The general process for making these rustic little bricks is pretty straight forward, but there are a few tips and tricks to keep in mind that I’ll tell you about along the way. Sound good?
What to do if you don’t have forms and don’t want to buy any? I’ve seen people use small loaf tins (spray them with Pam first), as well as one pint half and half cartons. In both cases, however, you’ll need to leave the bricks in the containers until mostly dry before you can remove them (thus the need for the non-stick spray).
To make terracotta colored bricks, you’ll need some concrete dye. For this project, I used the powered concrete tint on the left.
After you’ve assembled all of your supplies, you’ll need a hard surface to work on and something to cover it with (I used a cafeteria tray covered with wax paper).[I don’t recommend cardboard, which is what I used the first time around, because there’s water in the concrete and it will leach into the cardboard and create an uneven surface, which may result in cracking. Trust me, I know.]
To make one small brick (2″ x 4″ x 1″), I measured just over 1 cup of concrete mix and added 1/2 tsp of terra cotta dye. To make one larger brick (2″ x 7″ x 1″), I measured just over 2 cups of concrete mix and 1 tsp of dye.
Slowly add enough water to create a mixture the consistency of soft ice cream. (Stir well with your trowel to ensure the dye mixes evenly into the concrete.)
Fill your mold, making the “brick” level with the top of the mold. Smooth off the surface with your trowel and tap the sides of the mold to make it more level. For my first brick, I made the concrete too watery and had to wait almost an hour before I could imprint it with the letters.
Can you see how water is pooling on the left side of this brick. That means it’s not dry enough to impress with letters yet. To get ready for impressing the letters, line them up above the mold so you can see where you want to place your first letter.

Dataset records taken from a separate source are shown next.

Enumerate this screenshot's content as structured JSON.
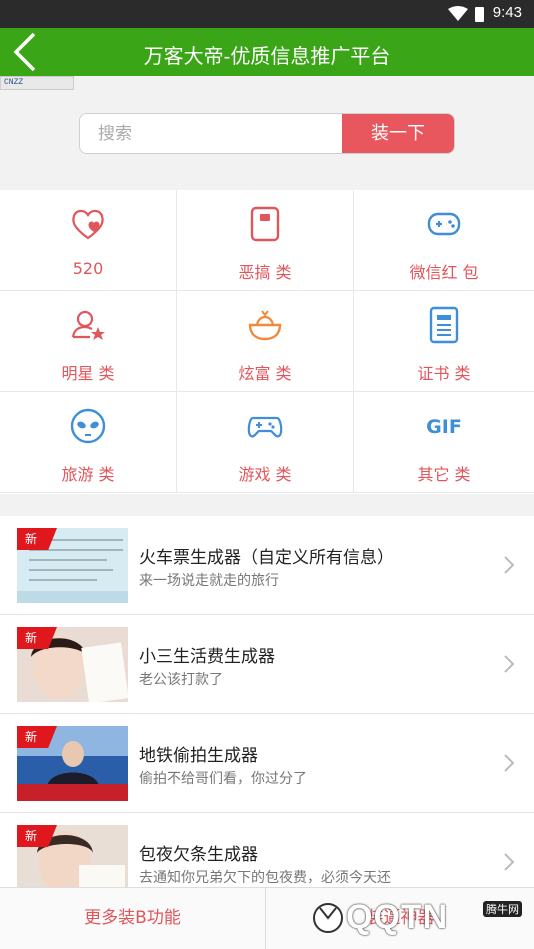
{
  "status_bar": {
    "time": "9:43"
  },
  "header": {
    "title": "万客大帝-优质信息推广平台"
  },
  "cnzz_badge": "CNZZ",
  "search": {
    "placeholder": "搜索",
    "button_label": "装一下"
  },
  "categories": [
    {
      "label": "520",
      "icon": "heart-icon"
    },
    {
      "label": "恶搞 类",
      "icon": "prank-box-icon"
    },
    {
      "label": "微信红 包",
      "icon": "gamepad-icon"
    },
    {
      "label": "明星 类",
      "icon": "star-person-icon"
    },
    {
      "label": "炫富 类",
      "icon": "money-bowl-icon"
    },
    {
      "label": "证书 类",
      "icon": "certificate-icon"
    },
    {
      "label": "旅游 类",
      "icon": "alien-face-icon"
    },
    {
      "label": "游戏 类",
      "icon": "game-controller-icon"
    },
    {
      "label": "其它 类",
      "icon": "gif-icon"
    }
  ],
  "list": [
    {
      "tag": "新",
      "title": "火车票生成器（自定义所有信息）",
      "subtitle": "来一场说走就走的旅行"
    },
    {
      "tag": "新",
      "title": "小三生活费生成器",
      "subtitle": "老公该打款了"
    },
    {
      "tag": "新",
      "title": "地铁偷拍生成器",
      "subtitle": "偷拍不给哥们看，你过分了"
    },
    {
      "tag": "新",
      "title": "包夜欠条生成器",
      "subtitle": "去通知你兄弟欠下的包夜费，必须今天还"
    }
  ],
  "bottom_tabs": {
    "left": "更多装B功能",
    "right": "装逼神器"
  },
  "watermark": {
    "main": "QQTN",
    "sub": "腾牛网"
  },
  "colors": {
    "accent_green": "#3aa517",
    "accent_red": "#e9575e",
    "label_red": "#e0565b",
    "icon_blue": "#3e8ed8",
    "icon_orange": "#f08a3c"
  }
}
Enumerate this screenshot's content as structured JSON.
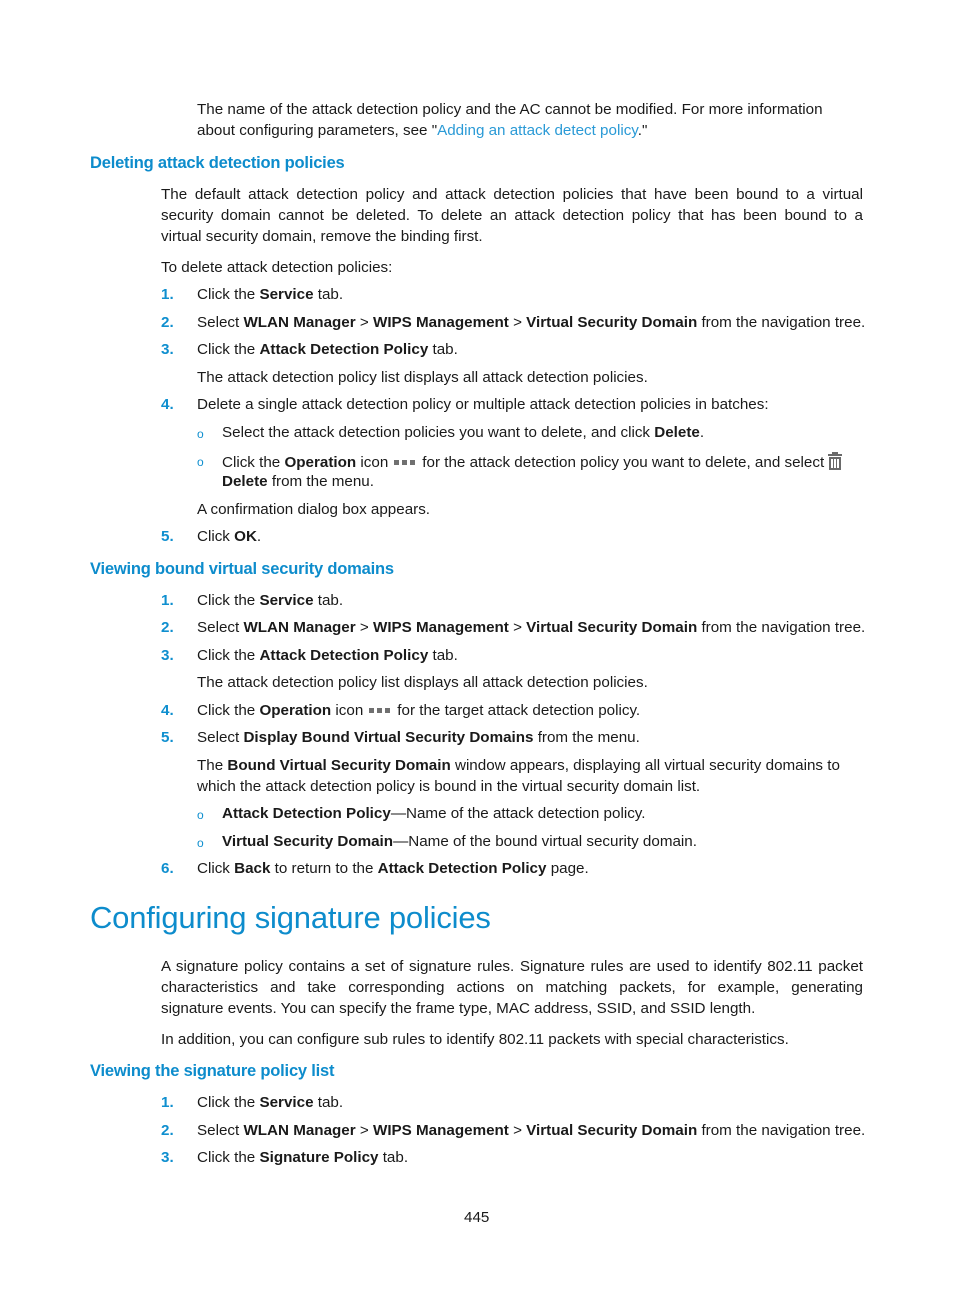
{
  "intro": {
    "line1": "The name of the attack detection policy and the AC cannot be modified. For more information",
    "line2_pre": "about configuring parameters, see \"",
    "line2_link": "Adding an attack detect policy",
    "line2_post": ".\""
  },
  "deleting": {
    "heading": "Deleting attack detection policies",
    "para_lines": [
      "The default attack detection policy and attack detection policies that have been bound to a virtual",
      "security domain cannot be deleted. To delete an attack detection policy that has been bound to a",
      "virtual security domain, remove the binding first."
    ],
    "lead": "To delete attack detection policies:",
    "steps": {
      "s1": {
        "num": "1.",
        "pre": "Click the ",
        "b1": "Service",
        "post": " tab."
      },
      "s2": {
        "num": "2.",
        "pre": "Select ",
        "b1": "WLAN Manager",
        "sep1": " > ",
        "b2": "WIPS Management",
        "sep2": " > ",
        "b3": "Virtual Security Domain",
        "post": " from the navigation tree."
      },
      "s3": {
        "num": "3.",
        "pre": "Click the ",
        "b1": "Attack Detection Policy",
        "post": " tab.",
        "note": "The attack detection policy list displays all attack detection policies."
      },
      "s4": {
        "num": "4.",
        "text": "Delete a single attack detection policy or multiple attack detection policies in batches:",
        "sub1": {
          "pre": "Select the attack detection policies you want to delete, and click ",
          "b1": "Delete",
          "post": "."
        },
        "sub2": {
          "pre": "Click the ",
          "b1": "Operation",
          "mid": " icon",
          "mid2": "for the attack detection policy you want to delete, and select",
          "b2": "Delete",
          "post": " from the menu."
        },
        "note": "A confirmation dialog box appears."
      },
      "s5": {
        "num": "5.",
        "pre": "Click ",
        "b1": "OK",
        "post": "."
      }
    },
    "icons": {
      "operation": "more-dots-icon",
      "delete": "trash-icon"
    }
  },
  "viewing_bound": {
    "heading": "Viewing bound virtual security domains",
    "steps": {
      "s1": {
        "num": "1.",
        "pre": "Click the ",
        "b1": "Service",
        "post": " tab."
      },
      "s2": {
        "num": "2.",
        "pre": "Select ",
        "b1": "WLAN Manager",
        "sep1": " > ",
        "b2": "WIPS Management",
        "sep2": " > ",
        "b3": "Virtual Security Domain",
        "post": " from the navigation tree."
      },
      "s3": {
        "num": "3.",
        "pre": "Click the ",
        "b1": "Attack Detection Policy",
        "post": " tab.",
        "note": "The attack detection policy list displays all attack detection policies."
      },
      "s4": {
        "num": "4.",
        "pre": "Click the ",
        "b1": "Operation",
        "mid": " icon",
        "post": "for the target attack detection policy."
      },
      "s5": {
        "num": "5.",
        "pre": "Select ",
        "b1": "Display Bound Virtual Security Domains",
        "post": " from the menu.",
        "note_pre": "The ",
        "note_b": "Bound Virtual Security Domain",
        "note_post": " window appears, displaying all virtual security domains to",
        "note_line2": "which the attack detection policy is bound in the virtual security domain list.",
        "sub1": {
          "b1": "Attack Detection Policy",
          "post": "—Name of the attack detection policy."
        },
        "sub2": {
          "b1": "Virtual Security Domain",
          "post": "—Name of the bound virtual security domain."
        }
      },
      "s6": {
        "num": "6.",
        "pre": "Click ",
        "b1": "Back",
        "mid": " to return to the ",
        "b2": "Attack Detection Policy",
        "post": " page."
      }
    }
  },
  "signature": {
    "title": "Configuring signature policies",
    "para_lines": [
      "A signature policy contains a set of signature rules. Signature rules are used to identify 802.11 packet",
      "characteristics and take corresponding actions on matching packets, for example, generating",
      "signature events. You can specify the frame type, MAC address, SSID, and SSID length."
    ],
    "para2": "In addition, you can configure sub rules to identify 802.11 packets with special characteristics.",
    "list_heading": "Viewing the signature policy list",
    "steps": {
      "s1": {
        "num": "1.",
        "pre": "Click the ",
        "b1": "Service",
        "post": " tab."
      },
      "s2": {
        "num": "2.",
        "pre": "Select ",
        "b1": "WLAN Manager",
        "sep1": " > ",
        "b2": "WIPS Management",
        "sep2": " > ",
        "b3": "Virtual Security Domain",
        "post": " from the navigation tree."
      },
      "s3": {
        "num": "3.",
        "pre": "Click the ",
        "b1": "Signature Policy",
        "post": " tab."
      }
    }
  },
  "bullet_glyph": "o",
  "page_number": "445"
}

This is an example of what happens when you place your letters in cement that’s too wet. After removing the letters and the form, it kind of squashed in on itself and then eventually cracked. So sad.
Here you can see the concrete is much drier. Because I made it thicker (like soft ice cream), I only had to wait a few minutes after pouring, and then it was dry enough to impress with the letters and remove the mold.

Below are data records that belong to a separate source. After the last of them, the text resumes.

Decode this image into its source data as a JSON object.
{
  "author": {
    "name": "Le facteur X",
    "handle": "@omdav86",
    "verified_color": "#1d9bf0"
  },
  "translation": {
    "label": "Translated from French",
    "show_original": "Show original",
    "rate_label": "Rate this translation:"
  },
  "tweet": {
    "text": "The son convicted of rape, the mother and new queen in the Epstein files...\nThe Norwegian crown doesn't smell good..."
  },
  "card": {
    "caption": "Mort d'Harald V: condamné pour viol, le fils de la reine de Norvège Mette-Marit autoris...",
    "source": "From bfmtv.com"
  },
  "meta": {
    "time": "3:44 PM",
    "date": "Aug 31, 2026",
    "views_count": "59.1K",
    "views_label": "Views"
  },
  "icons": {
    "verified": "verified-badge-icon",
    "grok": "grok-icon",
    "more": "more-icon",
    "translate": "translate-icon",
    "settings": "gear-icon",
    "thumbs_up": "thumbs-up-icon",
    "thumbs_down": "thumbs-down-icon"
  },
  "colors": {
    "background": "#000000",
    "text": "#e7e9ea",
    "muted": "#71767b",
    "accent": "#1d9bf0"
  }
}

How to Test: Poke a toothpick into the top of the brick and if the hole seems dry and doesn’t fill in, then your brick is probably ready for letters.
Next, remove the mold. Clean off the edges of the mold to make it easier to remove. You may need to push down on top of the brick (on each end) to facilitate mold removal. Wash your supplies–outside is safer than inside since the concrete could mess with your pipes.
I used the smaller, blue letters for the “GROW” bricks. As you can see, both the letters and the brick itself are holding their shape nicely. Let your bricks air dry for 48 hours, and then sand any sharp edges or little bumps with your sanding block.
You can tuck them into planters.
Or place them in your garden areas.
Wherever you choose to place them, they will certainly add some rustic charm.